Milley likes to cite Prussian general and military theorist Carl von Clausewitz’s warning that human factors can drive wars toward extremes because the terrible loss of life usually stiffens combatants’ resolve rather than breaking it. He worries that this hardening of position could lead both Ukraine and Russia to resist a negotiated settlement they might otherwise seek as rational actors if a grinding war of attrition stretches into next year.
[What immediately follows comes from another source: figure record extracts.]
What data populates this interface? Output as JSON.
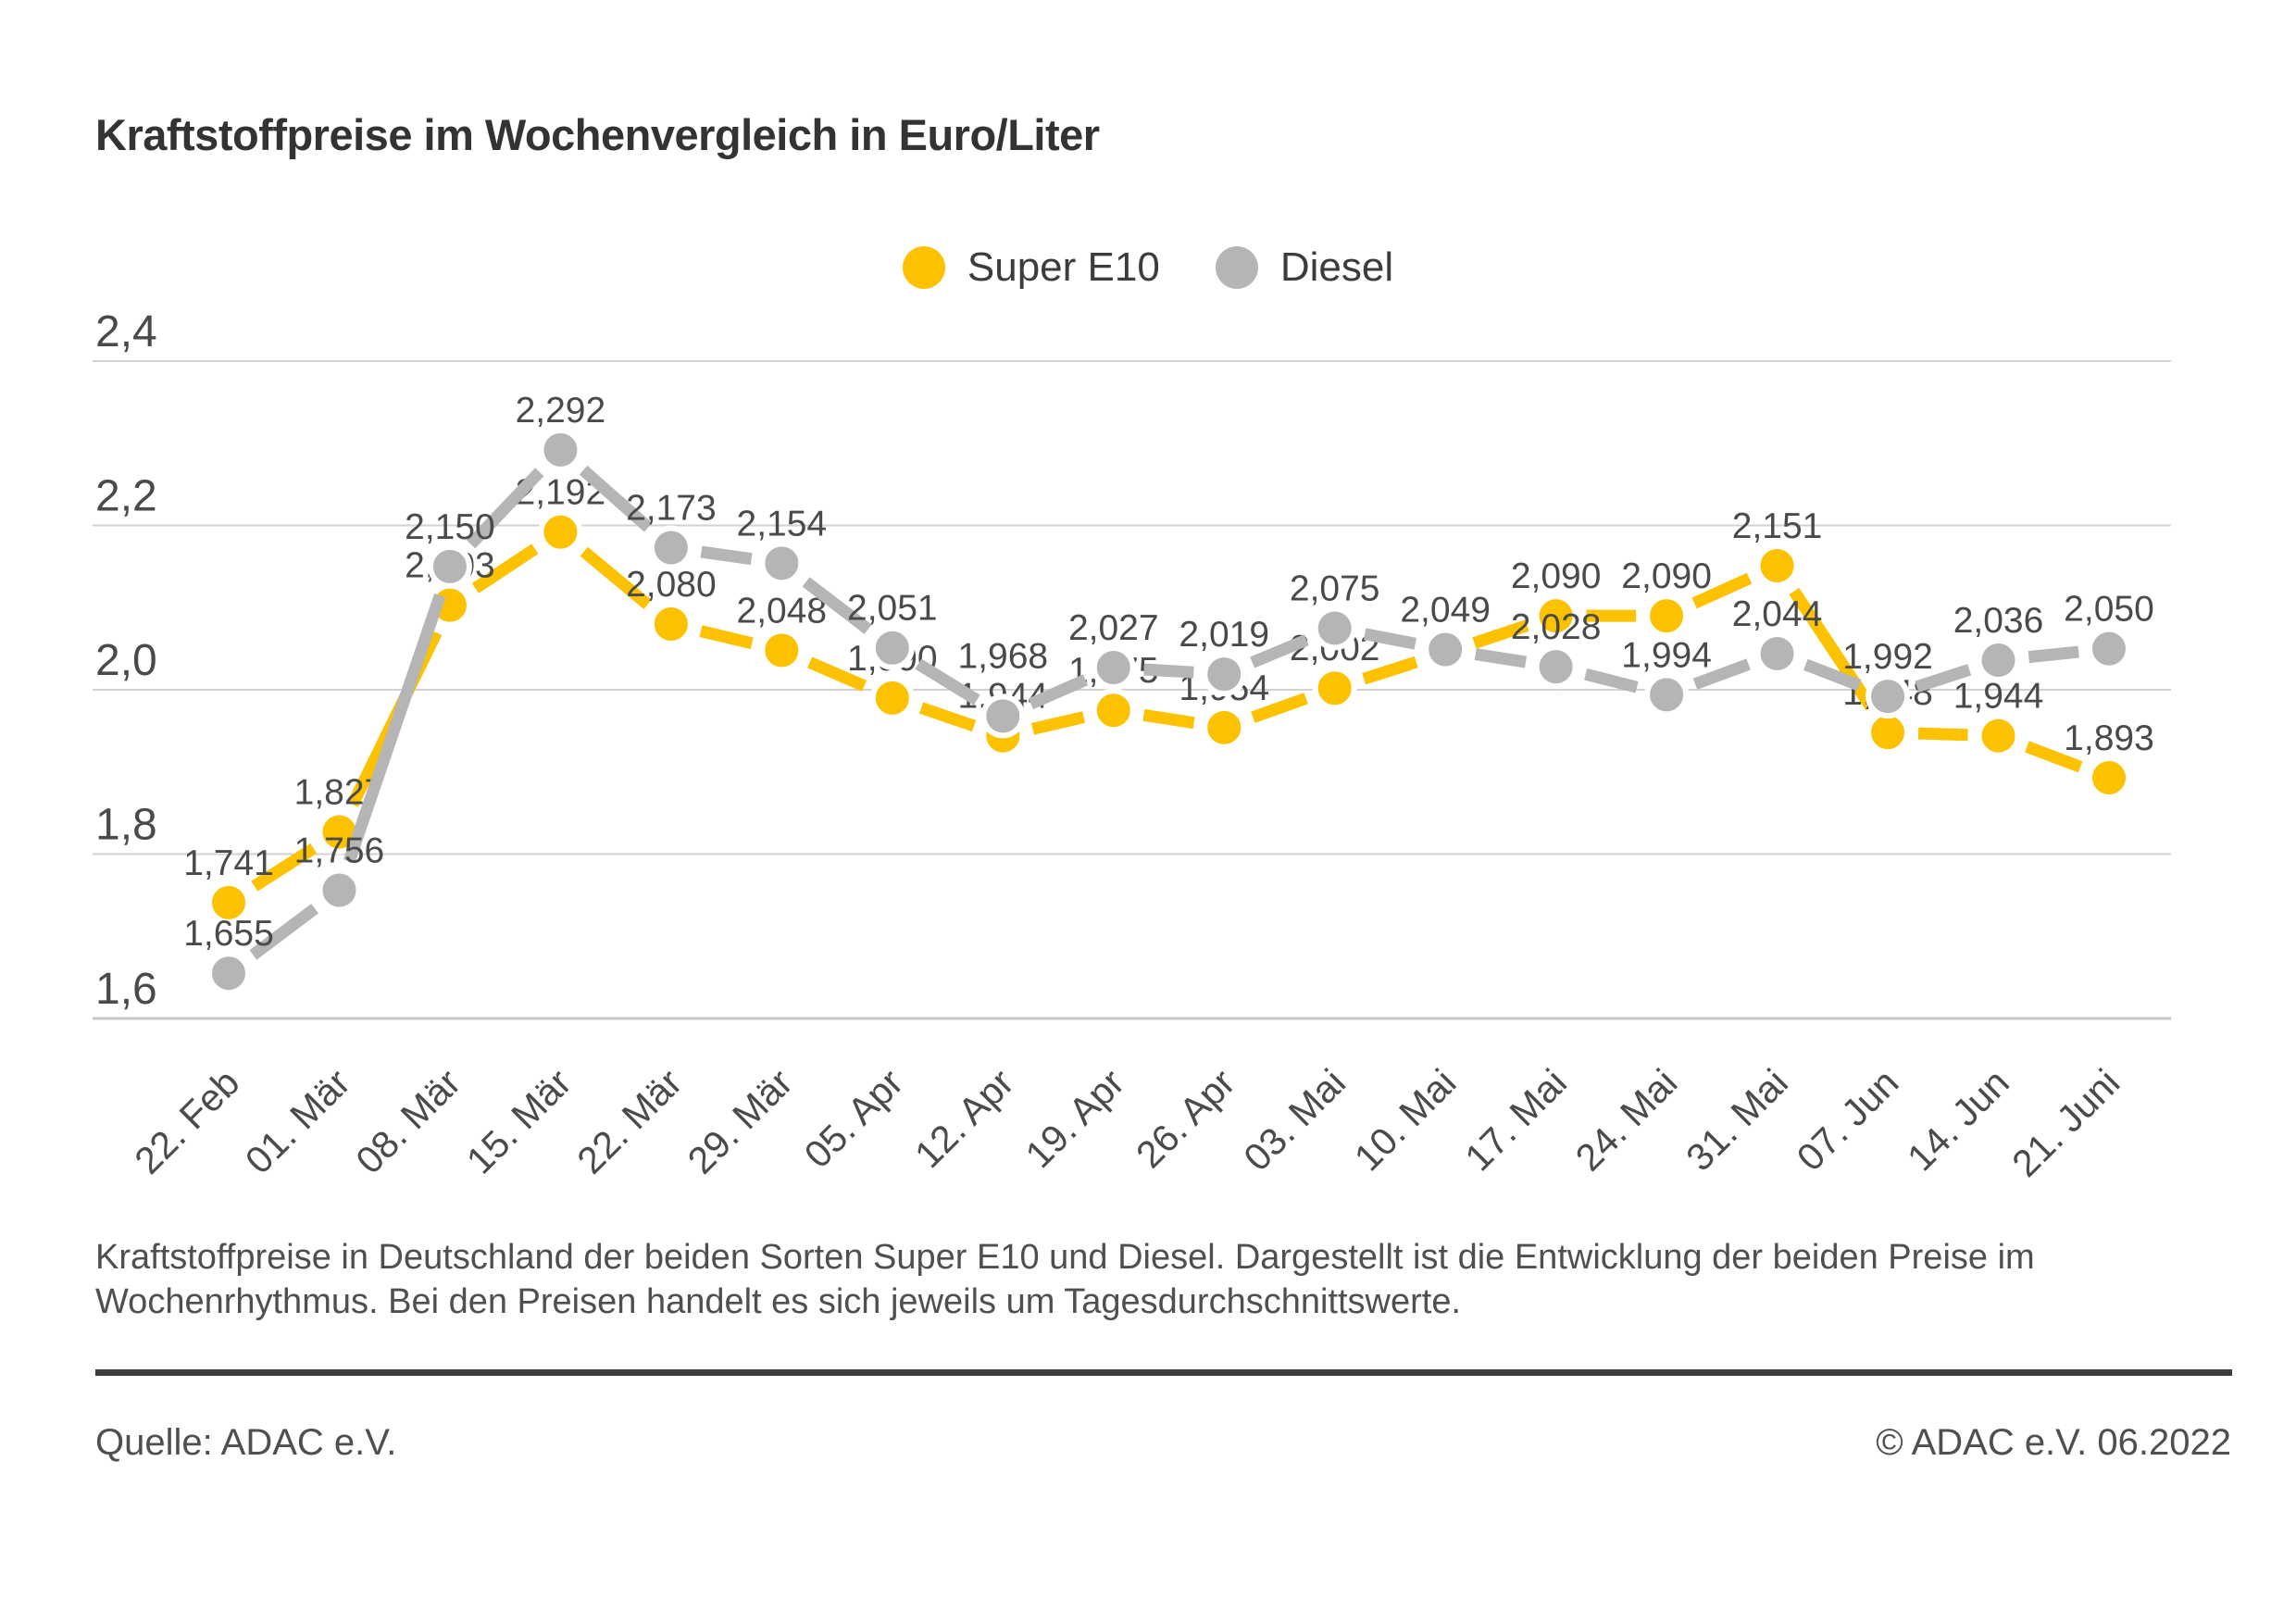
{
  "title": "Kraftstoffpreise im Wochenvergleich in Euro/Liter",
  "legend": {
    "items": [
      {
        "label": "Super E10",
        "color": "#FCC200"
      },
      {
        "label": "Diesel",
        "color": "#B5B5B5"
      }
    ]
  },
  "chart_data": {
    "type": "line",
    "title": "Kraftstoffpreise im Wochenvergleich in Euro/Liter",
    "unit": "Euro/Liter",
    "grid": true,
    "legend_position": "top-center",
    "ylim": [
      1.6,
      2.4
    ],
    "yticks": [
      {
        "value": 2.4,
        "label": "2,4"
      },
      {
        "value": 2.2,
        "label": "2,2"
      },
      {
        "value": 2.0,
        "label": "2,0"
      },
      {
        "value": 1.8,
        "label": "1,8"
      },
      {
        "value": 1.6,
        "label": "1,6"
      }
    ],
    "categories": [
      "22. Feb",
      "01. Mär",
      "08. Mär",
      "15. Mär",
      "22. Mär",
      "29. Mär",
      "05. Apr",
      "12. Apr",
      "19. Apr",
      "26. Apr",
      "03. Mai",
      "10. Mai",
      "17. Mai",
      "24. Mai",
      "31. Mai",
      "07. Jun",
      "14. Jun",
      "21. Juni"
    ],
    "series": [
      {
        "name": "Super E10",
        "color": "#FCC200",
        "values": [
          1.741,
          1.827,
          2.103,
          2.192,
          2.08,
          2.048,
          1.99,
          1.944,
          1.975,
          1.954,
          2.002,
          2.045,
          2.09,
          2.09,
          2.151,
          1.948,
          1.944,
          1.893
        ],
        "labels": [
          "1,741",
          "1,827",
          "2,103",
          "2,192",
          "2,080",
          "2,048",
          "1,990",
          "1,944",
          "1,975",
          "1,954",
          "2,002",
          "",
          "2,090",
          "2,090",
          "2,151",
          "1,948",
          "1,944",
          "1,893"
        ],
        "label_dy": {}
      },
      {
        "name": "Diesel",
        "color": "#B5B5B5",
        "values": [
          1.655,
          1.756,
          2.15,
          2.292,
          2.173,
          2.154,
          2.051,
          1.968,
          2.027,
          2.019,
          2.075,
          2.049,
          2.028,
          1.994,
          2.044,
          1.992,
          2.036,
          2.05
        ],
        "labels": [
          "1,655",
          "1,756",
          "2,150",
          "2,292",
          "2,173",
          "2,154",
          "2,051",
          "1,968",
          "2,027",
          "2,019",
          "2,075",
          "2,049",
          "2,028",
          "1,994",
          "2,044",
          "1,992",
          "2,036",
          "2,050"
        ],
        "label_dy": {
          "7": -22
        }
      }
    ],
    "note": "On 10. Mai the Super E10 marker is overlapped by the Diesel marker and its value label is not displayed in the chart."
  },
  "caption": {
    "line1": "Kraftstoffpreise in Deutschland der beiden Sorten Super E10 und Diesel. Dargestellt ist die Entwicklung der beiden Preise im",
    "line2": "Wochenrhythmus. Bei den Preisen handelt es sich jeweils um Tagesdurchschnittswerte."
  },
  "footer": {
    "source": "Quelle: ADAC e.V.",
    "copyright": "© ADAC e.V. 06.2022"
  }
}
After struggling so hard to keep the military out of politics during the Trump years, Milley ironically became a figure in America’s poisonous culture wars. He’s a White Irish Catholic from outside Boston, but when he defended the U.S. Military Academy teaching critical race theory, he was attacked by right-wing media as a symbol of a “woke” military leadership. The criticism infuriated Milley, but he held his ground as a proponent of a modern, diverse military.
Milley’s most important but least recognized contribution to the military might have been his advocacy of new technology. Starting when he became Army chief of staff in 2015, he sought out tech leaders such as Elon Musk and pressed for ideas that could modernize Army logistics and weapons. He used the 18th Airborne Corps, headed at the time by Gen. Michael Erik Kurilla and Lt. Gen. Chris Donahue, as a test bed for new technology. Those two officers and many dozens of others have become advocates of preparing for digital warfare.
The Army had modern tools ready to help Ukraine identify and target attackers when Russian invaded, in what I described in December as “algorithmic warfare.” Milley hopes this technological edge will deter China from attacking Taiwan and ensure a pulverizing defeat of any attempted Chinese invasion of the island.
As a student of military history, Milley understood better than most that war is an extension of politics. He tried to fence the chairman’s office from political pressure, but in the Trump era, that proved impossible.
One of Milley’s favorite military aphorisms is from Chinese strategist Sun Tzu. “See yourself, see your enemy, win a thousand battles.” Milley did the first two, but as he made his last visit to Germany as chairman of the Joint Chiefs to urge support for Ukraine, victory was still an uncertain and probably distant vision.